Storage pricing is fairly straightforward: there’s a flat per GB/month fee for any data you store ($0.01 in us-east-1, slightly more in other regions). Retrieval is where it gets interesting.

Obviously you pay the usual bandwidth charges if you’re transferring data out of the region (there is no bandwidth charge when transferring to EC2 instances in the seame region). Then it appears simple: you can download 5% of your data per month for free and beyond that there is a $0.01/GB fee. In fact it’s rather complicated because it’s based on peak throughput, not total volume.

The monthly 5% allowance is converted into a daily allowance (~.17%/day). If you burst through your daily allowance in any one day of the month then you’re billed (for the whole month) based on your peak hour in that day (I’ve no idea what happens if the amount of data stored changes substantially during a month),

If you retrieve 0.1% on one day and 0.1 % the next day then you get charged nothing. If you were instead to retrieve 0.2% in one day, then Amazon would find your peak hour, deduct your prorated free usage charge your for the remainder.

In the example on their pricing page, an account has 12TB stored so can retrieve 20GB per day for free, but bursts through that limit by retrieving 1GB/hour for 24 hours. The free allowance is 0.82GB/hour, so the chargeable volume is 0.18GB.

Amazon then charges you for that that for every hour in the month: for a thirty day month you’d pay 720 * 0.18 * 0.01 = $1.30. Furthermore it would appear that the time period used is the time it takes Amazon to get execute the job (ie 3-4 hours), not how long it takes for you to download the file. This would also imply that if you only download half the file you’re still paying for the whole file, because Amazon still had to transfer the whole file out of long term storage.

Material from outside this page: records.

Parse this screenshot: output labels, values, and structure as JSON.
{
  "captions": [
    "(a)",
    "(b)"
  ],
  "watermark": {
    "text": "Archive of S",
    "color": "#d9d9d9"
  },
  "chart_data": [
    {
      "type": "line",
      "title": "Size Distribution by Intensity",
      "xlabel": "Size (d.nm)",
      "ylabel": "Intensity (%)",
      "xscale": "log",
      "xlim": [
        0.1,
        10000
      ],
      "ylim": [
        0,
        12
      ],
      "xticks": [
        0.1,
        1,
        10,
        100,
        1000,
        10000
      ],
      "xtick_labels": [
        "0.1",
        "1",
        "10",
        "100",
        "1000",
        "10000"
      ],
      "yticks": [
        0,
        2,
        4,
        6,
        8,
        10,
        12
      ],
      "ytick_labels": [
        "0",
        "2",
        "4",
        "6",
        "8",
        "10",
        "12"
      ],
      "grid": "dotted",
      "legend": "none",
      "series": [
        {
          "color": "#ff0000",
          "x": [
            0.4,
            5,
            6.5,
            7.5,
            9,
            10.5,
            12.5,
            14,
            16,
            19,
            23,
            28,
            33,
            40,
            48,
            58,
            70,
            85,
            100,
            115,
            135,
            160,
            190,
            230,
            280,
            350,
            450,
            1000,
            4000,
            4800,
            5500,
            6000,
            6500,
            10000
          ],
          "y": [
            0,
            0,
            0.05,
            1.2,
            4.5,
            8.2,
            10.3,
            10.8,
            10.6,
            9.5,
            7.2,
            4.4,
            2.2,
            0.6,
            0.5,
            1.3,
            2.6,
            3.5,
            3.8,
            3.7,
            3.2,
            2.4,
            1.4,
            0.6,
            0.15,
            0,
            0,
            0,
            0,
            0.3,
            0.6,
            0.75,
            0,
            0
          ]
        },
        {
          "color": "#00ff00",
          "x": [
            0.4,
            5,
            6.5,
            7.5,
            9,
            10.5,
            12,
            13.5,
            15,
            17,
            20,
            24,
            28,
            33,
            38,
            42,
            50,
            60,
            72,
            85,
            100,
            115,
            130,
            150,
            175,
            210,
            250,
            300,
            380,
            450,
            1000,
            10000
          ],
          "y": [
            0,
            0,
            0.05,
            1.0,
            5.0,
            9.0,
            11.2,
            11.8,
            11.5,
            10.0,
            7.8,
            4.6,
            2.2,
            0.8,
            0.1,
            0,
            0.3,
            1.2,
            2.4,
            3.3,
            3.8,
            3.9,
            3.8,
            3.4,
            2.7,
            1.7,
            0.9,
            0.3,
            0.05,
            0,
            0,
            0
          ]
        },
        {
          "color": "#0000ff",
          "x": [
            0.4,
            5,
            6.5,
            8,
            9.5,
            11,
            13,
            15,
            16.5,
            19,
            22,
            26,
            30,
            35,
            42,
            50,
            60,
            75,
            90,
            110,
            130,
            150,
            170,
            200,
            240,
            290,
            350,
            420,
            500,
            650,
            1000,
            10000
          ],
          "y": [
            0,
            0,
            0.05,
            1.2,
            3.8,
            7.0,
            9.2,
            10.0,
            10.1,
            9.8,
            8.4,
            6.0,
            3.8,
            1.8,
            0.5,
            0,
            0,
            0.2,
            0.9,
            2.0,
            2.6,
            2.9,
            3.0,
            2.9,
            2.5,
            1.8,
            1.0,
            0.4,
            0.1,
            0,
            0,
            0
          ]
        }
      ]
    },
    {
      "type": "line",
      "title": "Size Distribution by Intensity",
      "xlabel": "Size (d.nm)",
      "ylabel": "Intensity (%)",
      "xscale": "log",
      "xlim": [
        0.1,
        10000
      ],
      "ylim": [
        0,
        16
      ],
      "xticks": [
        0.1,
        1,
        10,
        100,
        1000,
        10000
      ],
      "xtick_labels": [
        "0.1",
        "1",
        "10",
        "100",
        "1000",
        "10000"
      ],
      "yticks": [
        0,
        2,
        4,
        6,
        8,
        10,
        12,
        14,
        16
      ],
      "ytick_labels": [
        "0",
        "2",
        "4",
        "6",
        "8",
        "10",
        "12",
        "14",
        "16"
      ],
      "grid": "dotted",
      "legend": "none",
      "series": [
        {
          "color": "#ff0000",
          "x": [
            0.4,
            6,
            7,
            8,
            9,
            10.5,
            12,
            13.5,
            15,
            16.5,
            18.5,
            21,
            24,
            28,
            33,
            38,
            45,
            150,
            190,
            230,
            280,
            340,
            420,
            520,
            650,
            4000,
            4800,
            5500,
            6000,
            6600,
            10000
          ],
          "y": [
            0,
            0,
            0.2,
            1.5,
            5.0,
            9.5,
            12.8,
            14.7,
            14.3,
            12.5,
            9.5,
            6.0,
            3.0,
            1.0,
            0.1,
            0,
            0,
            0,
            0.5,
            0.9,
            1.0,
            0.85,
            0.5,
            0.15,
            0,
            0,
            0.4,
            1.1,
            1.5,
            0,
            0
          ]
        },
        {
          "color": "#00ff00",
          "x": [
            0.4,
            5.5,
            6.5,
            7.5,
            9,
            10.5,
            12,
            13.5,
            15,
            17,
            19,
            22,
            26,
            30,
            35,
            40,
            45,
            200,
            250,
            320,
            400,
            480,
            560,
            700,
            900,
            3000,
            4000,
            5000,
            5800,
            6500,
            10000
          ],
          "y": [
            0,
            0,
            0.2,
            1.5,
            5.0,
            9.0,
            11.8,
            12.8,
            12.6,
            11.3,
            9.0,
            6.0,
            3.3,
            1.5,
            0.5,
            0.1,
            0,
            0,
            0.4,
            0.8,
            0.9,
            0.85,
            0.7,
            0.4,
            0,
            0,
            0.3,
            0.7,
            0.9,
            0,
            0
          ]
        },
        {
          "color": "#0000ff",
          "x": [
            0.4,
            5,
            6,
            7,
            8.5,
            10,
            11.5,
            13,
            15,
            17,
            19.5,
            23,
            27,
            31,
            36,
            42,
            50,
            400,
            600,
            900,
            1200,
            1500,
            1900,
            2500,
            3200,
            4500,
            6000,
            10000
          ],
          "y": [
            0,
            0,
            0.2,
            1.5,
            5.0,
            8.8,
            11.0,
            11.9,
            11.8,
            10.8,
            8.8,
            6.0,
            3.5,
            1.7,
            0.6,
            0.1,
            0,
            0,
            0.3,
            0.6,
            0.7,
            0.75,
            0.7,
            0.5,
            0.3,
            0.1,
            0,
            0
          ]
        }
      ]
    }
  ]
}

One consequence is that retrieving files one at a time is cheaper than retrieving them in parallel – if those 24 gigabytes were retrieved simultanously and the jobs all took 4 hours then the peak rate would be 6GB/hour and the monthly charge would be $37.2 (assuming there weren’t any other periods of heavier usage that month) for retrieving the same bytes. Having had those expensive hours you can continue to retrieve data at that rate for the rest of the month for no extra cost.

So try not to get too much data out, and if you do have to, do it in february on a non leap year (since then you’ll only pay for 672 hours). It would also appear to be a good idea to store smallish archives so that you can be granular with your retrievals.

API

Of all the AWS APIs I’ve worked on for fog glacier was by far the easiest to work with. It’s more RESTFUL than some of the older ones so slightly more predictable. Nearly all the api calls are idempotent: if a request fails (for example the network connection drops) it’s safe to retry exactly the same request without having to figure out whether the previous attempt succeeded. Best of all, the data it returns is JSON, so no XML parsing. Thanks amazon!